In the seventeenth century, a woman who brought the charge of rape against a man was automatically regarded with suspicion. A girl's sexuality was controlled by her father, and once she was married that power shifted to her husband. If a woman had been raped, her "protector" would bring the charges to the authorities. Women with no male protector were often looked upon as being unchaste and thought to readily consent their virtues to any man.

But what does the crime of rape have to do with witch trials? In 1664, Hale presided as a judge in a witch trial of two elderly women, Amy Duny and Rose Cullender. Dorothy Durent accused that Duny had caused her children to have "fits." In one instance, Duny had prophesied that Durent would see some of her children dead and end up on crutches herself. When Durent's daughter became sick, Duny foretold that she hadn't long to live. The girl died two days later. Shortly after her daughter's death, Durent went lame only to be cured upon Duny's conviction.

Duny was also accused of bewitching the Pacey children. In 1663, Deborah Pacey went lame. Soon after, she had "fits" and great stomach pain. She told the doctor that Amy Duny had appeared to her and frightened her. Duny was put in stocks for the crime. Two days later, the other Pacey child began to have fits that included lameness, deafness, loss of speech, fainting, and coughing up pins. Both children claimed that Amy Duny and Rose Cullender had come to them. The children were also thought to be possessed by the devil.

Two more children of different families had similar fits. In body searches of the accused women, Rose Cullender was found to have "something like a teat about an inch long" in the abdominal region.

During court, three of the children fell into violent screaming fits. In a test, the girls were blindfolded and touched by strangers. Tricked into thinking the touches had come from the accused women, the girls had a "bewitched" reaction. The father of one of the girls stated that sorcery was the cause for their mistake.
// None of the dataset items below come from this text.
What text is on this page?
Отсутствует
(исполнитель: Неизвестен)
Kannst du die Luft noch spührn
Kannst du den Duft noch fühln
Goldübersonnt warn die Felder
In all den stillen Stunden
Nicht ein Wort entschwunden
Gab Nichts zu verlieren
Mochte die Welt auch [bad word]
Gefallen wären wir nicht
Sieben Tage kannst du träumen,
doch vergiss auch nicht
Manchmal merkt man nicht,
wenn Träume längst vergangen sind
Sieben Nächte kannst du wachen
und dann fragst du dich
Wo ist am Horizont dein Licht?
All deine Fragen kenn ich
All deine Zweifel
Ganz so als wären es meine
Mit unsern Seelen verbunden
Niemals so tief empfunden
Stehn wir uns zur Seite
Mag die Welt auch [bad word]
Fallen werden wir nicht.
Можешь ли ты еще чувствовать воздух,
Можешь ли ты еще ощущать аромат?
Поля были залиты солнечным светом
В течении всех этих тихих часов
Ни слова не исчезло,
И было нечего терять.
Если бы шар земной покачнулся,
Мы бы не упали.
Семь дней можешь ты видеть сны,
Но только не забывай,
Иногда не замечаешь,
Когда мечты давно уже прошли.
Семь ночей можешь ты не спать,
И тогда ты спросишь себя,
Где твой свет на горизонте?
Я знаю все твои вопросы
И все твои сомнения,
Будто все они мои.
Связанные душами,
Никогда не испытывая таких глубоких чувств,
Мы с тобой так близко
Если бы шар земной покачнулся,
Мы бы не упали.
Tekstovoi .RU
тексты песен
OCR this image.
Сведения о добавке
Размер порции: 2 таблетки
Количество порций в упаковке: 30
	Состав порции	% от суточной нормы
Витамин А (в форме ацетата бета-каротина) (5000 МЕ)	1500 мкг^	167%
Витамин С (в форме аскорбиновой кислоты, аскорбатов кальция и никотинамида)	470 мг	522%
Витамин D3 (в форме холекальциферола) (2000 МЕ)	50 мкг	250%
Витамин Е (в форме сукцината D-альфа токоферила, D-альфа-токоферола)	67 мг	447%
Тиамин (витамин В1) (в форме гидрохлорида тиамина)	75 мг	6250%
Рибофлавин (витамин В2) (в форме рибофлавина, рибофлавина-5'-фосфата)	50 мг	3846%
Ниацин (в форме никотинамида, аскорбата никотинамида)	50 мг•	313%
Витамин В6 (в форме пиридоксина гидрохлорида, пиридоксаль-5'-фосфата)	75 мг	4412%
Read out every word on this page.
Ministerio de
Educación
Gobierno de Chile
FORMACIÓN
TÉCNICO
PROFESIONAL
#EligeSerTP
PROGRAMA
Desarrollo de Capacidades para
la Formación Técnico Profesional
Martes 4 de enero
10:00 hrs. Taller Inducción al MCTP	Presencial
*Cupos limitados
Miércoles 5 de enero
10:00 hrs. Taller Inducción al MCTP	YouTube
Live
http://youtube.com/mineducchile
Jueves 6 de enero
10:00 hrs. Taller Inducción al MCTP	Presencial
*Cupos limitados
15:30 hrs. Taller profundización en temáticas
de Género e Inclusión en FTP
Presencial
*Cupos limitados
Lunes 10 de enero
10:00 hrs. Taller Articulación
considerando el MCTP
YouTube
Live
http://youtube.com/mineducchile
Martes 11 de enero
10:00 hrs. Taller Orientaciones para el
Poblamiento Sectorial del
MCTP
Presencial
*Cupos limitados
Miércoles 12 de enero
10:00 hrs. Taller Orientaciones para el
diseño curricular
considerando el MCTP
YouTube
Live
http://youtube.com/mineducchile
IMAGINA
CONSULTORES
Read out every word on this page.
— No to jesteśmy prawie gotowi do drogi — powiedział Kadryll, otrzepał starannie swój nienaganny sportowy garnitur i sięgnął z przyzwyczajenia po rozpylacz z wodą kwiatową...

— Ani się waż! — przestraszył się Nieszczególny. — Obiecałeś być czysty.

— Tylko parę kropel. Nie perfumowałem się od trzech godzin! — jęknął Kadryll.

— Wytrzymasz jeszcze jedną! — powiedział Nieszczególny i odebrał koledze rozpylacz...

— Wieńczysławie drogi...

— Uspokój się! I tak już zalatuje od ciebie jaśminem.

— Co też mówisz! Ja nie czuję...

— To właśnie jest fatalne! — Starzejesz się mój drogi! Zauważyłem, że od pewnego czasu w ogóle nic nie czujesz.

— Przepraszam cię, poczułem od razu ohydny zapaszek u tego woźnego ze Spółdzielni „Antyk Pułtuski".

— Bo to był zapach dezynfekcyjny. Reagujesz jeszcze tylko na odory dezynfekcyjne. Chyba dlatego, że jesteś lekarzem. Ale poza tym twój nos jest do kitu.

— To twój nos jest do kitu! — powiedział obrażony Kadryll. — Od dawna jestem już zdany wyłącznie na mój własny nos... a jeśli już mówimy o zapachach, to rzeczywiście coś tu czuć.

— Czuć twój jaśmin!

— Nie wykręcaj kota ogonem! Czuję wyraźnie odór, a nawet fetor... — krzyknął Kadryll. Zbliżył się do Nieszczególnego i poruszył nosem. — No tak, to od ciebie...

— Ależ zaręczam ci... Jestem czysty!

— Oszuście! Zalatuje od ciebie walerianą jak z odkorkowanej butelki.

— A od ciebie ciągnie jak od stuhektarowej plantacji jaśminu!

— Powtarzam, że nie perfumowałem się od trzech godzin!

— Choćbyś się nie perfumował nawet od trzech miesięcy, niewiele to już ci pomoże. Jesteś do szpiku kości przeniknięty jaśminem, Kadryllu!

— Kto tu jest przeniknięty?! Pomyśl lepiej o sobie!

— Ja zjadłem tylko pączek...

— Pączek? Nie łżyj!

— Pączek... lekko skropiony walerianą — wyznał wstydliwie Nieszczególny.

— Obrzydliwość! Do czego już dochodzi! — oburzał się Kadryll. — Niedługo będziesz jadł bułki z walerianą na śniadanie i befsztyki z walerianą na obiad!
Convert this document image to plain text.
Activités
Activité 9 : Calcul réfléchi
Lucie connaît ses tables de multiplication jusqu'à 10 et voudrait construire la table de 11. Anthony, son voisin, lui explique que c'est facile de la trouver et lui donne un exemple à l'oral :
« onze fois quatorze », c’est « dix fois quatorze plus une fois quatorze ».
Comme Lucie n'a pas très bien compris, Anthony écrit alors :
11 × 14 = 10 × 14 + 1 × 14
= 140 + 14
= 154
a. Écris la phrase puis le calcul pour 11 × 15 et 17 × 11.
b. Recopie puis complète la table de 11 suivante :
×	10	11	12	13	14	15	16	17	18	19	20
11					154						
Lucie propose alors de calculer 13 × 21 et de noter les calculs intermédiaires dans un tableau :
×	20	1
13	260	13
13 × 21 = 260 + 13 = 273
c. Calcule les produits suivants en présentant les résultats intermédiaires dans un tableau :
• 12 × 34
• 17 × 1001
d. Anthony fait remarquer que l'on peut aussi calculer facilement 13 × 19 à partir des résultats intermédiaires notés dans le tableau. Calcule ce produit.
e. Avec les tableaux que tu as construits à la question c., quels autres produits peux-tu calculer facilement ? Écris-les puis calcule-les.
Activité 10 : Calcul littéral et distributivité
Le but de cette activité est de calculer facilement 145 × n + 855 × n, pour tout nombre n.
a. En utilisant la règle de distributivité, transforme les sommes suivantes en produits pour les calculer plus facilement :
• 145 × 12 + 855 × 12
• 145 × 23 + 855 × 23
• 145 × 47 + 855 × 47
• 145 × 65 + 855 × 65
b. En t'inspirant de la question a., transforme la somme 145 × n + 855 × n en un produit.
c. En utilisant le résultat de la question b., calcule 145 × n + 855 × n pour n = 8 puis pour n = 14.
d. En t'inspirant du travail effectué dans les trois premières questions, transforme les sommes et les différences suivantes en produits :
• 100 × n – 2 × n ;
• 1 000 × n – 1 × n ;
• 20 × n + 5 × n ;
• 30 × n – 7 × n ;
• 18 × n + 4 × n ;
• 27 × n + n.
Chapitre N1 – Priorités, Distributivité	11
Sir Matthew Hale refused to allow the evidence to come before the jury and failed to give a similar speech that he normally delivered to rape jurors about how difficult the crime was to prove. In fact, he offered the exact opposite explanation and lectured the jury about the evils of witchcraft. After half an hour, the jury delivered a guilty verdict for thirteen counts of witchcraft and sorcery. With the conviction, the children were restored to good health and walked out of the courtroom completely healed.

Duny and Cullender denied any wrongdoing and were hanged on March 17, 1664.

Like rape trials, the female victims in witch trials were mocked and believed to be corrupt. Sir Matthew Hale and those who thought like him had ways of keeping women in their places through intimidation and fear. His infamous words may have been stricken from the courtrooms, but his legacy lives on when the modern justice system fails to take rape complaints seriously.